Google Thinks I’m Insane

This is a common refrain of authors.  Humans, generally, I think, but chances are you don’t idly wonder how you’d butcher a human or which part of a human is best to eat, and then Google it.  (Until now!)

So, here is a list of a few of the things that have really changed the sorts of ads I get now, and which I’m convinced have some sort of impact on the search terms Google tries to auto-populate for me:

  1. If you get punched in the eye, can you get heterochromatic eyes?
  2. How much blood would you lose if you cut a line from your forehead to your toes?
  3. Most efficient way to remove someone’s clothing.
  4. What is the dirt from ant hills made of?
  5. What does a healed bullet hole look like?
  6. How much would it cost to buy illegal body armor?
  7. What does an eighth of coke go for these days?
  8. Fashionable ways to conceal weapons?
  9. Ancient feminine hygiene products.
  10. How to strip common household appliances for valuable metals

For when you need your gun close to your heart more than you need your left breast.
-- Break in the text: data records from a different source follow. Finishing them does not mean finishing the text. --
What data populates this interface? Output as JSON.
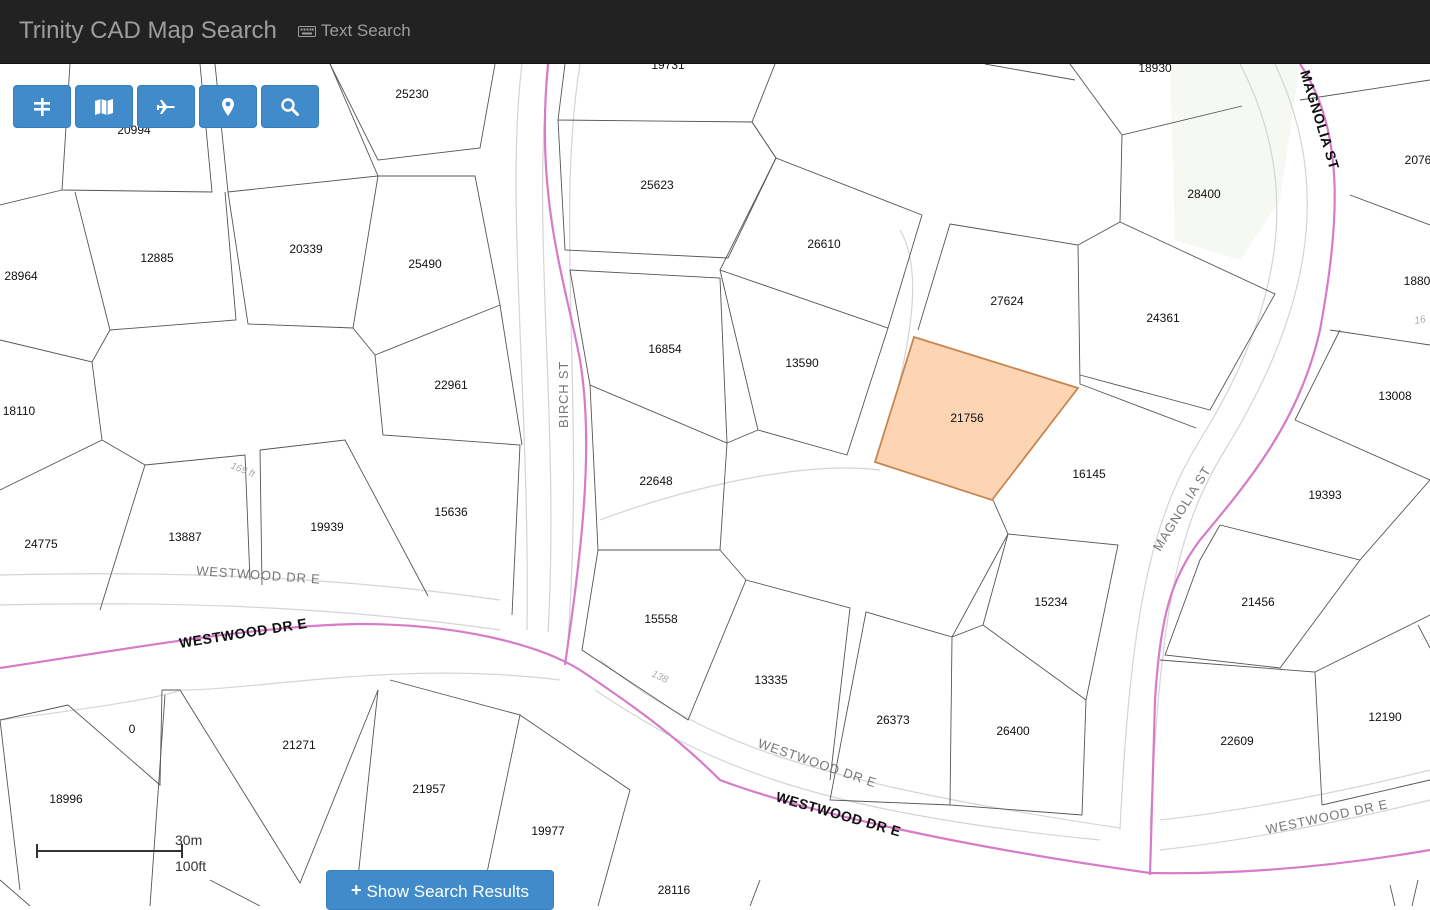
{
  "navbar": {
    "brand": "Trinity CAD Map Search",
    "text_search_label": "Text Search"
  },
  "toolbar": {
    "buttons": [
      {
        "name": "layers-button",
        "icon": "road-layers-icon"
      },
      {
        "name": "basemap-button",
        "icon": "map-icon"
      },
      {
        "name": "aerial-button",
        "icon": "plane-icon"
      },
      {
        "name": "locate-button",
        "icon": "map-marker-icon"
      },
      {
        "name": "search-button",
        "icon": "search-icon"
      }
    ]
  },
  "search_results_button": {
    "label": "Show Search Results",
    "icon": "plus-icon"
  },
  "scale": {
    "metric": "30m",
    "imperial": "100ft"
  },
  "map": {
    "highlight_color": "#fdd5b4",
    "highlight_stroke": "#c8864f",
    "parcels": [
      {
        "id": "p19731",
        "label": "19731"
      },
      {
        "id": "p18930",
        "label": "18930"
      },
      {
        "id": "p25230",
        "label": "25230"
      },
      {
        "id": "p20994",
        "label": "20994"
      },
      {
        "id": "p25623",
        "label": "25623"
      },
      {
        "id": "p28400",
        "label": "28400"
      },
      {
        "id": "p2076",
        "label": "2076"
      },
      {
        "id": "p12885",
        "label": "12885"
      },
      {
        "id": "p20339",
        "label": "20339"
      },
      {
        "id": "p25490",
        "label": "25490"
      },
      {
        "id": "p26610",
        "label": "26610"
      },
      {
        "id": "p28964",
        "label": "28964"
      },
      {
        "id": "p27624",
        "label": "27624"
      },
      {
        "id": "p1880",
        "label": "1880"
      },
      {
        "id": "p24361",
        "label": "24361"
      },
      {
        "id": "p16854",
        "label": "16854"
      },
      {
        "id": "p13590",
        "label": "13590"
      },
      {
        "id": "p22961",
        "label": "22961"
      },
      {
        "id": "p18110",
        "label": "18110"
      },
      {
        "id": "p13008",
        "label": "13008"
      },
      {
        "id": "p21756",
        "label": "21756"
      },
      {
        "id": "p22648",
        "label": "22648"
      },
      {
        "id": "p16145",
        "label": "16145"
      },
      {
        "id": "p19393",
        "label": "19393"
      },
      {
        "id": "p15636",
        "label": "15636"
      },
      {
        "id": "p19939",
        "label": "19939"
      },
      {
        "id": "p13887",
        "label": "13887"
      },
      {
        "id": "p24775",
        "label": "24775"
      },
      {
        "id": "p15234",
        "label": "15234"
      },
      {
        "id": "p21456",
        "label": "21456"
      },
      {
        "id": "p15558",
        "label": "15558"
      },
      {
        "id": "p13335",
        "label": "13335"
      },
      {
        "id": "p12190",
        "label": "12190"
      },
      {
        "id": "p26373",
        "label": "26373"
      },
      {
        "id": "p26400",
        "label": "26400"
      },
      {
        "id": "p22609",
        "label": "22609"
      },
      {
        "id": "p0",
        "label": "0"
      },
      {
        "id": "p21271",
        "label": "21271"
      },
      {
        "id": "p21957",
        "label": "21957"
      },
      {
        "id": "p18996",
        "label": "18996"
      },
      {
        "id": "p19977",
        "label": "19977"
      },
      {
        "id": "p28116",
        "label": "28116"
      }
    ],
    "roads": {
      "magnolia_top": "MAGNOLIA ST",
      "magnolia_mid": "MAGNOLIA ST",
      "birch": "BIRCH ST",
      "westwood_upper": "WESTWOOD DR E",
      "westwood_main_left": "WESTWOOD DR E",
      "westwood_mid": "WESTWOOD DR E",
      "westwood_main_right": "WESTWOOD DR E",
      "westwood_right": "WESTWOOD DR E"
    },
    "dimensions": {
      "d169": "169 ft",
      "d138": "138",
      "d16": "16"
    }
  }
}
As you may have guessed, Google now thinks I’m a heavily armed woman who refuses to wear anything that isn’t skin tight, gets her period probably too often and has myriad kinks.  I’m not gonna correct them, though, this is so much more interesting than the ads for Swiffers I used to get.

2 thoughts on “Google Thinks I’m Insane

  1. The worst Google image search I ever had to do for prop making purposes: livor mortis.
    Thank God this was before your searches affected the ads you saw on the whole internet.